As a Korean adoptee, Rye had seen the baby photographs of herself hundreds of times. However, somehow that day six years ago, it hit differently.
"This is all I have from my seven-and-a-half months in Korea," she said. "Are these few teeny, little fading black-and-white photographs. And I had just come home from the hospital with my little girl, and we already had just a mountain of stuff — like baby clothes, toys and books and footprints, ultrasound photos. And I thought, 'This is all I have.'"
As was the case with the dozens of other adoptees featured in her exhibit — it's all they had too.

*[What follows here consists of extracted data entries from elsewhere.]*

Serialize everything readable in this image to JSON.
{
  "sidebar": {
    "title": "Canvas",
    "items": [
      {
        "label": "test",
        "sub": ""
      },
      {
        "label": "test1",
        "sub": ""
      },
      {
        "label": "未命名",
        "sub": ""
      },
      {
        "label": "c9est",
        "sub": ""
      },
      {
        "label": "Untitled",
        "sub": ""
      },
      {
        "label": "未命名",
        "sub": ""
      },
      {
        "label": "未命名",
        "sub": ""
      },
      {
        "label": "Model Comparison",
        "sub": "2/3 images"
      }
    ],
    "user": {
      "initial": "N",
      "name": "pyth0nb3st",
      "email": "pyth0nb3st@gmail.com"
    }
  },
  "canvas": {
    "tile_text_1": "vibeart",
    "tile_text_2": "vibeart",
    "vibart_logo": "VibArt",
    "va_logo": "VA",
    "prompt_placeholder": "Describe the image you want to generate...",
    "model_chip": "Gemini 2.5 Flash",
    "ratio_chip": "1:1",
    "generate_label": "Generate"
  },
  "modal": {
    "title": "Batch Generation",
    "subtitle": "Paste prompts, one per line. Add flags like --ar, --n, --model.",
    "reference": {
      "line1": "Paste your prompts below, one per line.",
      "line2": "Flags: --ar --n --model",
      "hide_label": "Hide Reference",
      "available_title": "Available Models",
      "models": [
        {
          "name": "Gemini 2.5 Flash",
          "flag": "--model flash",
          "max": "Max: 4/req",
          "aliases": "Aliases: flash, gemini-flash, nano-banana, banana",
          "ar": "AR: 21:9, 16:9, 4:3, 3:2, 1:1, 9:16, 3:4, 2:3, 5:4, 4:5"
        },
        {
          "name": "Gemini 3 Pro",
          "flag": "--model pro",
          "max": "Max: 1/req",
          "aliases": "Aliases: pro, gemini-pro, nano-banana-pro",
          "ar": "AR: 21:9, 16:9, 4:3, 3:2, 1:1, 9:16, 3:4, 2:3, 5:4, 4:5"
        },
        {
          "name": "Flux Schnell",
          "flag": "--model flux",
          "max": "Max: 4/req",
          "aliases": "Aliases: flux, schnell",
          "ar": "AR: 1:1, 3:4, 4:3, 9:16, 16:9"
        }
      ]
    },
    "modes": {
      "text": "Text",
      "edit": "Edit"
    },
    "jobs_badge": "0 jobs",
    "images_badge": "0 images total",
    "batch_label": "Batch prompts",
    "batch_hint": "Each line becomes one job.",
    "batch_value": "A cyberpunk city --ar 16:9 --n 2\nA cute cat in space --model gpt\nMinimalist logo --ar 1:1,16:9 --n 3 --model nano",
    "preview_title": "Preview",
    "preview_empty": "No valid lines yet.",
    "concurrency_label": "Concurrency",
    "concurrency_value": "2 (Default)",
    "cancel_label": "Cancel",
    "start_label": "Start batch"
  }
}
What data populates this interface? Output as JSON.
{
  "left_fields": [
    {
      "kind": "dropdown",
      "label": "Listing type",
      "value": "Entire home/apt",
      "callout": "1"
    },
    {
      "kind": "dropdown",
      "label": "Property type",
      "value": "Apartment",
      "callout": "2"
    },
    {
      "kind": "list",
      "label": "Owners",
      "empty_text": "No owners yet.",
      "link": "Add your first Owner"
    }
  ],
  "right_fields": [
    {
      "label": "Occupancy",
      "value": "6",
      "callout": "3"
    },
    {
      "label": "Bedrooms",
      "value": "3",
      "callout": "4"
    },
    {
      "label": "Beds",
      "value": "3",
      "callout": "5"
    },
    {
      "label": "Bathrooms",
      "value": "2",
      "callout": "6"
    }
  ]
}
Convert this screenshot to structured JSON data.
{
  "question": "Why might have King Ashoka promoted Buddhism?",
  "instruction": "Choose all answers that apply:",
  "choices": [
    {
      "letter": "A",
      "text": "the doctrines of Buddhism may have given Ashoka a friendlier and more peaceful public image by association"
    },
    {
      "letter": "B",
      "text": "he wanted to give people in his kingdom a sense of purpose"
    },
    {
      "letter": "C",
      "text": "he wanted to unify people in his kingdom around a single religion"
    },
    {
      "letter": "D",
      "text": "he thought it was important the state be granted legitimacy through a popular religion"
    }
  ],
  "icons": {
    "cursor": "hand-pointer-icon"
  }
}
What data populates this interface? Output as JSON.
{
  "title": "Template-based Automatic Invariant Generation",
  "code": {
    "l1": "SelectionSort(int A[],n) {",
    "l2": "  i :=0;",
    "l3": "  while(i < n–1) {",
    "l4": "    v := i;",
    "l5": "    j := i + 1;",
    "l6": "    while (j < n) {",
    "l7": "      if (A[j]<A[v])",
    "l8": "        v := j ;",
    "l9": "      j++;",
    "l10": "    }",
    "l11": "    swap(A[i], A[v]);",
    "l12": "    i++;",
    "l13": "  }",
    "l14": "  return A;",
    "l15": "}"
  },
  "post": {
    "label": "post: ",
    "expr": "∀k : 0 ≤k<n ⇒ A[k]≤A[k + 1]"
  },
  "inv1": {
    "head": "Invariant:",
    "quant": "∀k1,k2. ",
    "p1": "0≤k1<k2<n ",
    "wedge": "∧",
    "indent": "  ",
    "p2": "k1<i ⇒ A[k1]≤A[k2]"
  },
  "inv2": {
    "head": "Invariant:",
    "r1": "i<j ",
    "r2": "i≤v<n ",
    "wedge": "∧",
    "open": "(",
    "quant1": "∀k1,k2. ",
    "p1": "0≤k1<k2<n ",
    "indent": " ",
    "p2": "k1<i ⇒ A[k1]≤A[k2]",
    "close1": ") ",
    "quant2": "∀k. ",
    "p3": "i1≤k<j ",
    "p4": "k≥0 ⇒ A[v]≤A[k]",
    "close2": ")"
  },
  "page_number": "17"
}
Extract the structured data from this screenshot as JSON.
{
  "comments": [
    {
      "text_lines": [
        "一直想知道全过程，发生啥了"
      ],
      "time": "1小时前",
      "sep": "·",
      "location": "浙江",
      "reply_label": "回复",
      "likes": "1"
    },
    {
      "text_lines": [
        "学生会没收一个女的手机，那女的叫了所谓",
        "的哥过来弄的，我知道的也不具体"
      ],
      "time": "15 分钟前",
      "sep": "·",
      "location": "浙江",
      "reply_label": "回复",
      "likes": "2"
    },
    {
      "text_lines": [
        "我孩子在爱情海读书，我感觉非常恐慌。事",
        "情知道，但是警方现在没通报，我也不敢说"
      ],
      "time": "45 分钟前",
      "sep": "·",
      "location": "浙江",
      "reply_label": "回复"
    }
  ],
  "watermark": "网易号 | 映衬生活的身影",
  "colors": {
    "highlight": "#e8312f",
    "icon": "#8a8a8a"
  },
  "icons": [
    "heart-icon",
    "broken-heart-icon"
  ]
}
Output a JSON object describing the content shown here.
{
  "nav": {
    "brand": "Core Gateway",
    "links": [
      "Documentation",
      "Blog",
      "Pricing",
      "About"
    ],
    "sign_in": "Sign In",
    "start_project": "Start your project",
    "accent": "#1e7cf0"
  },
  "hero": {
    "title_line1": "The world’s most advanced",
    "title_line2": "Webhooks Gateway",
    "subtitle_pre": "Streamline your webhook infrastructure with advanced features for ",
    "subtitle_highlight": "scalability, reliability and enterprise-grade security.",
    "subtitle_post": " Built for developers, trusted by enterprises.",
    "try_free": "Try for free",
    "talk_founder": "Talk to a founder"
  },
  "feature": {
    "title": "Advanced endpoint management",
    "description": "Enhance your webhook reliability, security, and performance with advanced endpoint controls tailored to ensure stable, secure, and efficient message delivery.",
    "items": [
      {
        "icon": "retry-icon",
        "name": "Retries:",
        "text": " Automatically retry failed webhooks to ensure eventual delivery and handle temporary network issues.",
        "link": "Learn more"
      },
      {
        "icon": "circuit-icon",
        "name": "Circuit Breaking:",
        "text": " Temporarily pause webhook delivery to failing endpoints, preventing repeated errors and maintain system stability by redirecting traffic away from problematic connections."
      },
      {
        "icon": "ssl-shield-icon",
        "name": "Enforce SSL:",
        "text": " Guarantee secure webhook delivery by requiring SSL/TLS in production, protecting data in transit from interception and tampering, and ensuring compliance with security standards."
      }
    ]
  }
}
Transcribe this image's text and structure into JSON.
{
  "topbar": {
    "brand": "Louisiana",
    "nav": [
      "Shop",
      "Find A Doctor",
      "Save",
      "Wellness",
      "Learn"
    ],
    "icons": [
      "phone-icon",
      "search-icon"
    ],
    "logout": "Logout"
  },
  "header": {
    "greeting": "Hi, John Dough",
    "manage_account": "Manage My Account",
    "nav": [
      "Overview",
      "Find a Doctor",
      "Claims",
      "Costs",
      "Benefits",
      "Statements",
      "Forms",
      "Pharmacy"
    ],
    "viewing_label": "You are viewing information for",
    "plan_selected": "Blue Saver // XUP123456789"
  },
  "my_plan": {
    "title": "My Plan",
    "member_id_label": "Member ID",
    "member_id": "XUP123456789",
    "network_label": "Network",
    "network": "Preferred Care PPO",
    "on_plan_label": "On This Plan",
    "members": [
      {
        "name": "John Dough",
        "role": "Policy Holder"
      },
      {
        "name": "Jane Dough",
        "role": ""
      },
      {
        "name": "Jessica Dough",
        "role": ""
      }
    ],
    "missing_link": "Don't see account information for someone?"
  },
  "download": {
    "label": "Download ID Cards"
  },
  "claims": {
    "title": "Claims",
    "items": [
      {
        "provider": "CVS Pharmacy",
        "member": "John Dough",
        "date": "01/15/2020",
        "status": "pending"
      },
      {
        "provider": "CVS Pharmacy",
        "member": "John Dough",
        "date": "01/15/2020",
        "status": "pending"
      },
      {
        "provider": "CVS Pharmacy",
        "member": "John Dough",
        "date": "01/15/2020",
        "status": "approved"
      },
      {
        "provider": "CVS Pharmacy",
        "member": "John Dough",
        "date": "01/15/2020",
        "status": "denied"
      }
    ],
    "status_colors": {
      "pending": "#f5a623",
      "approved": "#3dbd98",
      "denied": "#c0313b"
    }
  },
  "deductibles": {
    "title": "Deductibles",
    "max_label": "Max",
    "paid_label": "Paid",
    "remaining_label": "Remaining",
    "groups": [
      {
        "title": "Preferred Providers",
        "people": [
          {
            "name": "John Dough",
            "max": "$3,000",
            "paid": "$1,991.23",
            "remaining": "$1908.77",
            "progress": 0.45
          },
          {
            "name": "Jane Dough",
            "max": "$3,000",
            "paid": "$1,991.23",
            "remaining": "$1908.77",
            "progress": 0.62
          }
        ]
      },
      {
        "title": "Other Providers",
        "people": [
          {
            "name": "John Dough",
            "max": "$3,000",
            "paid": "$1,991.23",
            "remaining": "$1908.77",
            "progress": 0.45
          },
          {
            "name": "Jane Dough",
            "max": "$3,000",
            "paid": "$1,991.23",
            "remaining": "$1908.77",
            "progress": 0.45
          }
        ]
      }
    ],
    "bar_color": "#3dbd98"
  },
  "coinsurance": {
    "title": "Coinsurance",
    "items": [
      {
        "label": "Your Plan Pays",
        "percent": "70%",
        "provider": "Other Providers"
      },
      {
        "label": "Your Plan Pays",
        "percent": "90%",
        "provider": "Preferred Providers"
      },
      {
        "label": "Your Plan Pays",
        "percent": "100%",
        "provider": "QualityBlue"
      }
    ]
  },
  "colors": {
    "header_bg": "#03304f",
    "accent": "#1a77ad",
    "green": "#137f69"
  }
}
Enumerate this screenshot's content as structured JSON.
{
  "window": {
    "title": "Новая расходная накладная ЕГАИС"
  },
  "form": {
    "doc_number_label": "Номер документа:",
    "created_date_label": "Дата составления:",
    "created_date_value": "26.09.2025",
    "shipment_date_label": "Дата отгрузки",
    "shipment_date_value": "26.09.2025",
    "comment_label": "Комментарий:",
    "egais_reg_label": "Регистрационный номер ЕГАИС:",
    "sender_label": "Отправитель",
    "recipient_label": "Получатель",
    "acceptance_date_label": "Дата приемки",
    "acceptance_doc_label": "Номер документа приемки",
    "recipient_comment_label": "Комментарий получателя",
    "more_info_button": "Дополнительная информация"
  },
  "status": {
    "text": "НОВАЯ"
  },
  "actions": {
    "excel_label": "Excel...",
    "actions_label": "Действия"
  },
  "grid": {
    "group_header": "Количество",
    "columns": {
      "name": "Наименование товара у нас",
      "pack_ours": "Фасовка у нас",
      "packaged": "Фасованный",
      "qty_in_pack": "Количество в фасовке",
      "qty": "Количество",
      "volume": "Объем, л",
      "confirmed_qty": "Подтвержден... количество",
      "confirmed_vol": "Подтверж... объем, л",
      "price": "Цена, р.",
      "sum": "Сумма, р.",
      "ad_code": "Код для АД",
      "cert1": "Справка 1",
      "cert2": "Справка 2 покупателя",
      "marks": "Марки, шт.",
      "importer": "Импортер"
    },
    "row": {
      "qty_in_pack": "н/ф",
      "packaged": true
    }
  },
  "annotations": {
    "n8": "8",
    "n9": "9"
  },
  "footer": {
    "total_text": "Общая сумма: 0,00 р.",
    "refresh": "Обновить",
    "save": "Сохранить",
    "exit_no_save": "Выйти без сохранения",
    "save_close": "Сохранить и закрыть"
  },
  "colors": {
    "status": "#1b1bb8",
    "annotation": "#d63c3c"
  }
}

"People didn't come with clothes and stuffed animals and family albums. Some people had more information about their birth family; many don't," Rye added.
That photo is the first hello; a picture worth a thousand words. Rye thought she had to capture it somehow.
Knowing that Minnesota has the highest concentration of Korean adoptees, she felt they needed some sort of Minnesota connection too.
"Somewhere along the line I was also very fixated on the Korean flag and I realized that the inner-most circle of that target logo connected to that circle in the Korean flag, and I thought, 'Bullseye,'" Rye said. "This is the right material for these bags."
"I wanted that target to really read as a symbol of something that was wanted or chosen, a target," she said. "I wanted it to connect to the heart."
To encompass the complexity that is adoption is a hard task, but one Rye felt she could do.
"I think two things create an adoptee: One, you're abandoned, and two, you're found and claimed," she said. "And holding my little girl after her birth, all those feelings and realizations were really clear to me."
"I think adoption is a profound act of love," Rye reflected. "It's also a leap of faith for all of these families to have entrusted a completely unknown artist to tell their story. That's a leap of faith, too — to allow art to tell a story."
Foundling: 100 Days exhibit is now up at the Weisman Art Museum. It will be on display until May 22.